NOT the perfect apple–or a perfect photo of one, either. But it was a delicious small Honeycrisp, dewy and resting in my sink, juicy and refreshing when finally cut.
I thought this first post was going to be about food. After all, that’s what got me excited about blogging in the first place.
You see, I find myself taking pictures of meals—at home, while I cook and when dishes are completed; out at restaurants, hollering: Wait! I have to get a picture of this first!; over at friends’ houses as they roll their eyes: Don’t put your fork into it yet…hold on…just one shot! Ok, a couple more….
Preparing food is contemplative, and I delight in thinking about the meaning of eating. So I could have started by describing a particular food, a recipe, the importance of local produce or gardening and community—all great subjects.
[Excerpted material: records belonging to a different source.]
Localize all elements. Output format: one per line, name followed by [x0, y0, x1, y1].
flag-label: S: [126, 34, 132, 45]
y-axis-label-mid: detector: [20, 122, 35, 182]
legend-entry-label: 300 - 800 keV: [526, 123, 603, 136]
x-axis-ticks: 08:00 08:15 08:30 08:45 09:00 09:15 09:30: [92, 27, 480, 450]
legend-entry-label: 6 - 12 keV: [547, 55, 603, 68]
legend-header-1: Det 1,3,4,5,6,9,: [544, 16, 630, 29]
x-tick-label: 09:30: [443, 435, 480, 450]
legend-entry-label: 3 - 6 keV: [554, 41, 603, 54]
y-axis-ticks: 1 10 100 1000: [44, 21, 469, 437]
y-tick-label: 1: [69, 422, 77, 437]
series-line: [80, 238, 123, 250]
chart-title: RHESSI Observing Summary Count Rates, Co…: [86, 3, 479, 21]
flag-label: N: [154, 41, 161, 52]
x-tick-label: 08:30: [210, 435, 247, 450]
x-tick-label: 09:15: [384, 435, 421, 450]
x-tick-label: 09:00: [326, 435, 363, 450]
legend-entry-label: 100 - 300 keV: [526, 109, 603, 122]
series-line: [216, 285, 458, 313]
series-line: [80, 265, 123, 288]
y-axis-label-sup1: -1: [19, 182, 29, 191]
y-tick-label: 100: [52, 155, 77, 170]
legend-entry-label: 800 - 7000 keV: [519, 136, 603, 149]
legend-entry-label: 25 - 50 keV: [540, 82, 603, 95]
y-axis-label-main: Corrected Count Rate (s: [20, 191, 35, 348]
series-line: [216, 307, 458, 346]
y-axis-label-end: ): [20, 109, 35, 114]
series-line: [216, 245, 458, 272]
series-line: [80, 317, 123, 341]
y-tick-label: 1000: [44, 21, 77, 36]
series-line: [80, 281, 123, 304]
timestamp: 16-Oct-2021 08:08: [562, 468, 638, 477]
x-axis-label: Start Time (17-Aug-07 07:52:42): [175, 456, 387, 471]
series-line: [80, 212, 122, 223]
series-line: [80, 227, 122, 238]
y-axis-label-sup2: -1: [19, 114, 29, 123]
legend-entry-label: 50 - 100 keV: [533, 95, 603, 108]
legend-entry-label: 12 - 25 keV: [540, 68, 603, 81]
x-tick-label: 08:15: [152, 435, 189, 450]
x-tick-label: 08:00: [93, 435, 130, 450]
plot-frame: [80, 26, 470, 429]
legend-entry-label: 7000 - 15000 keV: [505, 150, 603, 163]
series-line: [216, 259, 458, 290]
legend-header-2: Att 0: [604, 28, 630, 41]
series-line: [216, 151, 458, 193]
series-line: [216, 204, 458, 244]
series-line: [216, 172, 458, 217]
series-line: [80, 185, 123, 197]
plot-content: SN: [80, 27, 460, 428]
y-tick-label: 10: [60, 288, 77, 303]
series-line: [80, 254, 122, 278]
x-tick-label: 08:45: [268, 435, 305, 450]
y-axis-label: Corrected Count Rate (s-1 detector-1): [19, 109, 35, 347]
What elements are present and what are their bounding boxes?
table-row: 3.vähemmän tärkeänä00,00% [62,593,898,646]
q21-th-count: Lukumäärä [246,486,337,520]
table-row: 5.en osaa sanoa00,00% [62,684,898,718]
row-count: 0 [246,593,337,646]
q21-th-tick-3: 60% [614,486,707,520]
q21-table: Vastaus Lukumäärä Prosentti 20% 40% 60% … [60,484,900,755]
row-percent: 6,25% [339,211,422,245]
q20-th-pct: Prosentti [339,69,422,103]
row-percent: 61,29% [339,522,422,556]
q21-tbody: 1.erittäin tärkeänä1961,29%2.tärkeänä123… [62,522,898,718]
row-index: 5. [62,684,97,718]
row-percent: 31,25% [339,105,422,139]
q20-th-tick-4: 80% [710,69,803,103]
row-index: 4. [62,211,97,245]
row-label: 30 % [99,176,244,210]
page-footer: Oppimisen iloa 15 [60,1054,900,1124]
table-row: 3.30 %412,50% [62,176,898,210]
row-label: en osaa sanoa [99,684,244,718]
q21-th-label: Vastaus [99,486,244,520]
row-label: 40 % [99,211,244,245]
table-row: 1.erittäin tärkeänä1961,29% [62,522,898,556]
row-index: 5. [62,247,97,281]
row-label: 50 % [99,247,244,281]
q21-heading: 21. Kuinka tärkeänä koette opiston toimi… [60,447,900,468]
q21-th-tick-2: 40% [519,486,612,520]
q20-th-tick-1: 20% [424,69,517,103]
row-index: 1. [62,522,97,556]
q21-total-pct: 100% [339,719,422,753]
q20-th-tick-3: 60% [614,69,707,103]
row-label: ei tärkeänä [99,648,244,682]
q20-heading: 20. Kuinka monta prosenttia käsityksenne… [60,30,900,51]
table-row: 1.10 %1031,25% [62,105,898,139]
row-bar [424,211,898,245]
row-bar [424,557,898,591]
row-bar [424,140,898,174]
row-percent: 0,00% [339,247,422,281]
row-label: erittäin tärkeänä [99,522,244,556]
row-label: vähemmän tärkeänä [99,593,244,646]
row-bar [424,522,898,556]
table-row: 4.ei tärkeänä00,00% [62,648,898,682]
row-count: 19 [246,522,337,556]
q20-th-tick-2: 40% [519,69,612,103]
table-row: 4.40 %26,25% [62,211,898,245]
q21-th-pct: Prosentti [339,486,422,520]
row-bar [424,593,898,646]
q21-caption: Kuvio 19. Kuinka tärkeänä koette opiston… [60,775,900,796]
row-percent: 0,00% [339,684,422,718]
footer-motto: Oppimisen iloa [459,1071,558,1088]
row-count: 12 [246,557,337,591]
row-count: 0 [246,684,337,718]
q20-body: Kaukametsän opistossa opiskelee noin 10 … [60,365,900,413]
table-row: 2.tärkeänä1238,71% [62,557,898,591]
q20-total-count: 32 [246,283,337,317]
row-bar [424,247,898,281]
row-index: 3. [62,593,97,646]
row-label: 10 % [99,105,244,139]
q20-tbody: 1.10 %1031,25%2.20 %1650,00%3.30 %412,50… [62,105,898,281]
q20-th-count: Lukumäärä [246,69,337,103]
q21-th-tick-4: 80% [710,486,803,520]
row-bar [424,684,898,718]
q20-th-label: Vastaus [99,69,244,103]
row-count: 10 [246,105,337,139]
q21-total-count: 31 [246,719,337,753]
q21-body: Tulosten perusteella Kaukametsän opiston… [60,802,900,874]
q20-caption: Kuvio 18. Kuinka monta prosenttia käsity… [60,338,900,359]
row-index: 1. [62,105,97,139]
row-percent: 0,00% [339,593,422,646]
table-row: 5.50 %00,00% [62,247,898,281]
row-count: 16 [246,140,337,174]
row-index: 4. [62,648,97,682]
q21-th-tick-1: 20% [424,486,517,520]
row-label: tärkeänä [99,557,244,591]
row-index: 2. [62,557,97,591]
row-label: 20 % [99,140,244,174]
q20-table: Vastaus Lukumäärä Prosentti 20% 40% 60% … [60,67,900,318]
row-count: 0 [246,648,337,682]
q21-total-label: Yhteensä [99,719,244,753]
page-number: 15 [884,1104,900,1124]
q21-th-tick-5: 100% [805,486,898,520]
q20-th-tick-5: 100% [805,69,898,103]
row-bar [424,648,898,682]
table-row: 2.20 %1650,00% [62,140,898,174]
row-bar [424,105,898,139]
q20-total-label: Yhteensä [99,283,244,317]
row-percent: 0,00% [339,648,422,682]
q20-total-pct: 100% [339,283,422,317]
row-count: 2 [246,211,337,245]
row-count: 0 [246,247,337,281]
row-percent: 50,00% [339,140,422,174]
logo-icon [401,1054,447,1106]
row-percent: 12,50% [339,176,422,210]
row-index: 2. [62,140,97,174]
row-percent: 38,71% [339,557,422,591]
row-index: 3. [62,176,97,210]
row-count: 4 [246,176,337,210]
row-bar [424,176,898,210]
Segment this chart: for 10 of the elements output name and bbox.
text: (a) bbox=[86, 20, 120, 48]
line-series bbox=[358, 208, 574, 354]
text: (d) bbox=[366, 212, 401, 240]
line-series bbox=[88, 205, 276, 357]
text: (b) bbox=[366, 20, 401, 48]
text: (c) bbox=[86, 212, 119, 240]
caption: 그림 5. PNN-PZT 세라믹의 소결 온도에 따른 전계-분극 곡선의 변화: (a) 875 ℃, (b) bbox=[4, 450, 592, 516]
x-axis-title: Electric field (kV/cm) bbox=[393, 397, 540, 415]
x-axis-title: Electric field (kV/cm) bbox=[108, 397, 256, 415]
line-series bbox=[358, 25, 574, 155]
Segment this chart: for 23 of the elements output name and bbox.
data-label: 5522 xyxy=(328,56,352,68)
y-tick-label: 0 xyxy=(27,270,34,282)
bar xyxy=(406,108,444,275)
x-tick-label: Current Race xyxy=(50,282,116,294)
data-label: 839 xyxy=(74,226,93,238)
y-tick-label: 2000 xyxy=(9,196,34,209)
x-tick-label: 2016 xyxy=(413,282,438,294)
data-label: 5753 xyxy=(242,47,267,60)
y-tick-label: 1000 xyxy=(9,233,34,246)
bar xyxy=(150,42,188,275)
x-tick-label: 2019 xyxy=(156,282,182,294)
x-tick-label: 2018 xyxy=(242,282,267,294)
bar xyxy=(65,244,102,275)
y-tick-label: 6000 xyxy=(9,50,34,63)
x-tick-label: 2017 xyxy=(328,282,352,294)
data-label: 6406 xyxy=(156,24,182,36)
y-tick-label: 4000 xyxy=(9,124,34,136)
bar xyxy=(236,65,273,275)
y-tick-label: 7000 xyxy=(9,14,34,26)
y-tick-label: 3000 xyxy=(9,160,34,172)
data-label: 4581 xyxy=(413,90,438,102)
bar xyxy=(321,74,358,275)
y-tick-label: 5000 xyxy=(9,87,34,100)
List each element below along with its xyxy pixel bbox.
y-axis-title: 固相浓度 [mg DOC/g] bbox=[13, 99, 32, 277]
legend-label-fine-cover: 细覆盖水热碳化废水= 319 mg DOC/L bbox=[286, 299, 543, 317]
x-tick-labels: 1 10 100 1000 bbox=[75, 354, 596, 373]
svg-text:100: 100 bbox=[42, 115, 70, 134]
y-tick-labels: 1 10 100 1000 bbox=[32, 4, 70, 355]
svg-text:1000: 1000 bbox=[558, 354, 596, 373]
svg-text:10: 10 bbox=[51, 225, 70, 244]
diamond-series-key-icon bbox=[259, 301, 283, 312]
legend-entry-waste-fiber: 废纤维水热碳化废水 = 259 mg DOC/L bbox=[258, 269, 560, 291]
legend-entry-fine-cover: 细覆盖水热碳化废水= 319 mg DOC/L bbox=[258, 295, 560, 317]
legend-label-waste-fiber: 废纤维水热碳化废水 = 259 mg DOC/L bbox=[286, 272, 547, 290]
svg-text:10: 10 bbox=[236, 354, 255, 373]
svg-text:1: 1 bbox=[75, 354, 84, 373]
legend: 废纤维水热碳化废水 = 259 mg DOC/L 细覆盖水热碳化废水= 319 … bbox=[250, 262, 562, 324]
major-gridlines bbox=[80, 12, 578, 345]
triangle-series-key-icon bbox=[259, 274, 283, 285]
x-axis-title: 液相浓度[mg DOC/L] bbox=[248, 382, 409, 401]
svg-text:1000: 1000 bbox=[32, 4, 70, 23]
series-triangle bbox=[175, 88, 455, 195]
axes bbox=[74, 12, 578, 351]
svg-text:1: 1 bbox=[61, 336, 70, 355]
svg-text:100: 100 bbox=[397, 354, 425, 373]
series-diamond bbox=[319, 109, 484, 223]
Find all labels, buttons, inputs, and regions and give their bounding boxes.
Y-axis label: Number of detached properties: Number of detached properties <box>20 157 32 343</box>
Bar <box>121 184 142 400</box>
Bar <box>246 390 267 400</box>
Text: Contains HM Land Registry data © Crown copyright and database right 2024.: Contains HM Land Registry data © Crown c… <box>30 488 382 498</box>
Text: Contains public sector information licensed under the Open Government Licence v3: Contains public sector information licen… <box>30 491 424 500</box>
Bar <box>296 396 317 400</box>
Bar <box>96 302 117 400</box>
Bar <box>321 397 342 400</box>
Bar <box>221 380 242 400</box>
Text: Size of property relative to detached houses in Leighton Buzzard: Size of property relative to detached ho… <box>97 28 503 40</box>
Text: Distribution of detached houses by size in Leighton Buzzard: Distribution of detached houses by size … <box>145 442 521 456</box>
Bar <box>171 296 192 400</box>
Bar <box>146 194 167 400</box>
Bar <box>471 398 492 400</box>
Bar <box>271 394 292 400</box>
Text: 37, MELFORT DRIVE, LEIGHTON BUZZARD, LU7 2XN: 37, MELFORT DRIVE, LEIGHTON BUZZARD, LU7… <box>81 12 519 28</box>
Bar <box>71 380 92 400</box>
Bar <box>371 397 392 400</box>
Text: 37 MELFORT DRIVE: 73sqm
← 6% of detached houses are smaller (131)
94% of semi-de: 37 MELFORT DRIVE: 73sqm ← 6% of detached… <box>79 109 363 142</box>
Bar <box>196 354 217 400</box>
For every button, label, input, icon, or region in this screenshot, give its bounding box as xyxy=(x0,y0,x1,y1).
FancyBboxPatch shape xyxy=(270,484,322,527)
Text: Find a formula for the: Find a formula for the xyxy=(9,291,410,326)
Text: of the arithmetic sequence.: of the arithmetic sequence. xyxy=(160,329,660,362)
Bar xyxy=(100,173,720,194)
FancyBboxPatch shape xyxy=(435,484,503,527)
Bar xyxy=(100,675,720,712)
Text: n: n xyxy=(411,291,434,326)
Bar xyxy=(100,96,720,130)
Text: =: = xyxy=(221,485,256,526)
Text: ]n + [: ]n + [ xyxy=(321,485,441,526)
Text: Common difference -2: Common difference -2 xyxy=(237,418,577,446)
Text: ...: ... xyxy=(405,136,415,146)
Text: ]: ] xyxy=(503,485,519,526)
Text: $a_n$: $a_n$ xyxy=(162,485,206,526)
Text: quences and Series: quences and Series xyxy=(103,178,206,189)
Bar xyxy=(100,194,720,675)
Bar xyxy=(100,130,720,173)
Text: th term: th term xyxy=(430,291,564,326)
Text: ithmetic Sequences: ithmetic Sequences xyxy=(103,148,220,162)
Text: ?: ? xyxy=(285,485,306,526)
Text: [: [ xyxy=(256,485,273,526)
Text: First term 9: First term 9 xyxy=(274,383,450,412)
Then I thought it would be about writing, that I write in order to process the world—which has kept me sane, literally, through the past few years. There’s nothing like the luscious correct word for something, or getting blasted to another time through smells or sounds or an overheard phrase.
Next it struck me this opening post might be about the outdoors, discovering an ecosystem new to me, here in the Adirondacks, Catskills and Berkshires. Exactly how walking is meditative, and yoga keeps my body able to do the hiking and biking I enjoy.
But it seems the voices in my head want to keep me from this initial foray into the e-writing world, with worries about perfection and “getting it just right, first.”
I’ve gnashed my intellectual teeth and wept fearful tears over what to write, how to write it, editing so as to put something really worthwhile out into the world. Which has kept me from starting in the first place–What if it’s a disaster?
Now I know my topic! Meet a phrase I coined several years ago in my memoir work, though other writers I know have come up with it independently as well:
A+ Student Syndrome.
A+ Student Syndrome says you can never do enough. Period. End of story.
You cannot earn an A because only an A+ is acceptable. How could you think of publishing something that is less than a highly polished pearl of perfection?
Even if you do produce something spectacular, you have to move on without pause to the next job, chore, affirmation of your worth, once you are finished with the one at hand. The internal standards rise with every creation you finish, no matter how good that creation was.
So you get stuck when you want to try something, something you are not sure you will be good enough at.
Stuck big-time.
In my head right now—How many people will comment on the preposition at the end of the sentence up there? Maybe I should fix it. What about my other word choices? Maybe I should move the paragraphs around a little more. Or my photos? Maybe they suck! On the other hand, what if this blog is horribly popular and then I have to keep writing better and better pieces, longer and longer until I don’t have anything interesting left to say? What if people reading this think: Exactly! Already she doesn’t have a damn thing to say!
Are you nodding your head in recognition at that driven self-doubt? I’ll write more about this running life-theme later. But I am going to post my first piece, in spite of my A+ Student Syndrome, in fact because I am recovering from it. Hence the subtitle of this blog: Building a life moment by moment.
There! I have committed to leaping in joyfully and wondrously and knowing I am enough, all by myself, even if my words aren’t flawless, even if a dish flops or I’m not skillful at certain parts of my life.
Fall down—get up. That’s what I am supposed to do. One motion, repeating itself.
Not fall down and berate myself for falling. Not get up and never ever fall down again. Not worry about how to avoid falling at every moment.
Fall down—get up. Gloriously. With style, even. Not worrying about whether it rates an A or a C. Yup, building a life, messy moment by messy moment.